Another article from the series of notes to self which others might find useful 😉

Recently I was trying to run some complex build scripts that produce our unified installers inside a docker container, and I was running into issues with missing dependencies (i.e. commands). Unfortunately not all the scripts were written using unofficial bash strict mode or even just with set -e and set -o pipefail enabled which means I only saw some “command not found” errors flash quickly past, get ignored and get lost in the long output.

To make it work I needed to find what were the missing commands and add appropriate packages to the docker image.

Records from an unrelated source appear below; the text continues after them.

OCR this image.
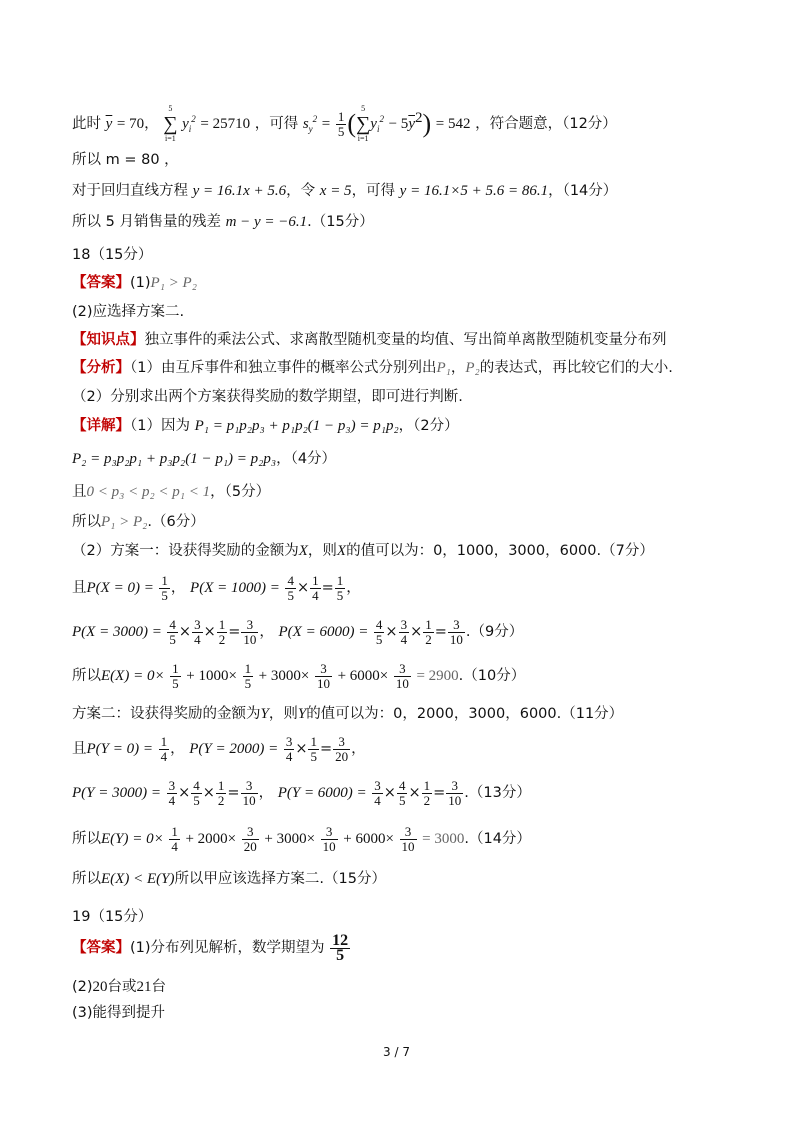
此时 $\overline{y} = 70$，
5
∑
i=1
$y_i^2 = 25710$ ，可得 $s_y^2 = \frac{1}{5}$ (
5
∑
i=1
$y_i^2 - 5\overline{y}^2) = 542$ ，符合题意，（12分）
所以 m = 80 ，
对于回归直线方程 y = 16.1x + 5.6，令 x = 5，可得 y = 16.1×5 + 5.6 = 86.1，（14分）
所以 5 月销售量的残差 m − y = −6.1.（15分）
18（15分）
【答案】(1)P₁ > P₂
(2)应选择方案二.
【知识点】独立事件的乘法公式、求离散型随机变量的均值、写出简单离散型随机变量分布列
【分析】（1）由互斥事件和独立事件的概率公式分别列出P₁，P₂的表达式，再比较它们的大小.
（2）分别求出两个方案获得奖励的数学期望，即可进行判断.
【详解】（1）因为 P₁ = p₁p₂p₃ + p₁p₂(1 − p₃) = p₁p₂，（2分）
P₂ = p₃p₂p₁ + p₃p₂(1 − p₁) = p₂p₃，（4分）
且0 < p₃ < p₂ < p₁ < 1，（5分）
所以P₁ > P₂.（6分）
（2）方案一：设获得奖励的金额为X，则X的值可以为：0，1000，3000，6000.（7分）
且$P(X = 0) = \frac{1}{5}$ ， $P(X = 1000) = \frac{4}{5} \times \frac{1}{4} = \frac{1}{5}$ ，
$P(X = 3000) = \frac{4}{5} \times \frac{3}{4} \times \frac{1}{2} = \frac{3}{10}$ ， $P(X = 6000) = \frac{4}{5} \times \frac{3}{4} \times \frac{1}{2} = \frac{3}{10} .(9$分）
所以$E(X) = 0\times \frac{1}{5} + 1000\times \frac{1}{5} + 3000\times \frac{3}{10} + 6000\times \frac{3}{10} = 2900.(10$分）
方案二：设获得奖励的金额为Y，则Y的值可以为：0，2000，3000，6000.（11分）
且$P(Y = 0) = \frac{1}{4}$ ， $P(Y = 2000) = \frac{3}{4} \times \frac{1}{5} = \frac{3}{20}$ ，
$P(Y = 3000) = \frac{3}{4} \times \frac{4}{5} \times \frac{1}{2} = \frac{3}{10}$ ， $P(Y = 6000) = \frac{3}{4} \times \frac{4}{5} \times \frac{1}{2} = \frac{3}{10} .(13$分）
所以$E(Y) = 0\times \frac{1}{4} + 2000\times \frac{3}{20} + 3000\times \frac{3}{10} + 6000\times \frac{3}{10} = 3000.(14$分）
所以E(X) < E(Y)所以甲应该选择方案二.（15分）
19（15分）
【答案】(1)分布列见解析，数学期望为 $\frac{12}{5}$
(2)20台或21台
(3)能得到提升
3 / 7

However the idea of scrolling through the horrendously long output to try to dig out all the bash: command not found errors to get all the missing commands didn’t seem too exciting, so I wondered if there’s a way to use bash’s command-not-found hook to essentially get notified of those as they happen and write them out to a file.

Well, it turns out there is, here’s what I came up with:

# Place this at the top of the top-level script to get a file with
# details of every missing command of that script and any child bash
# scripts.
function command_not_found_handle() {
  echo "{source: \"${BASH_SOURCE[1]}\", line: ${BASH_LINENO[0]}, exe: \"${1}\", command: \"$*\"}" >> /tmp/missing-commands.log
  echo "${BASH_SOURCE[1]}: line ${BASH_LINENO[0]}: ${1}: command not found (cmd: $*)"
  return 127
export -f command_not_found_handle

After running the build script again, I got a /tmp/missing-commands.log file with a list of all missing command executables and full command lines that would have been invoked.

As a side-note, if you write any bash and haven’t heard about the unofficial bash strict mode (or one of its adaptations like 1 or 2) check it out, it’s a bit of a pain to get used to at first (read “Issues & Solutions” and 2) but pays off massively by exposing problems early (almost like compilers for sane languages 😉).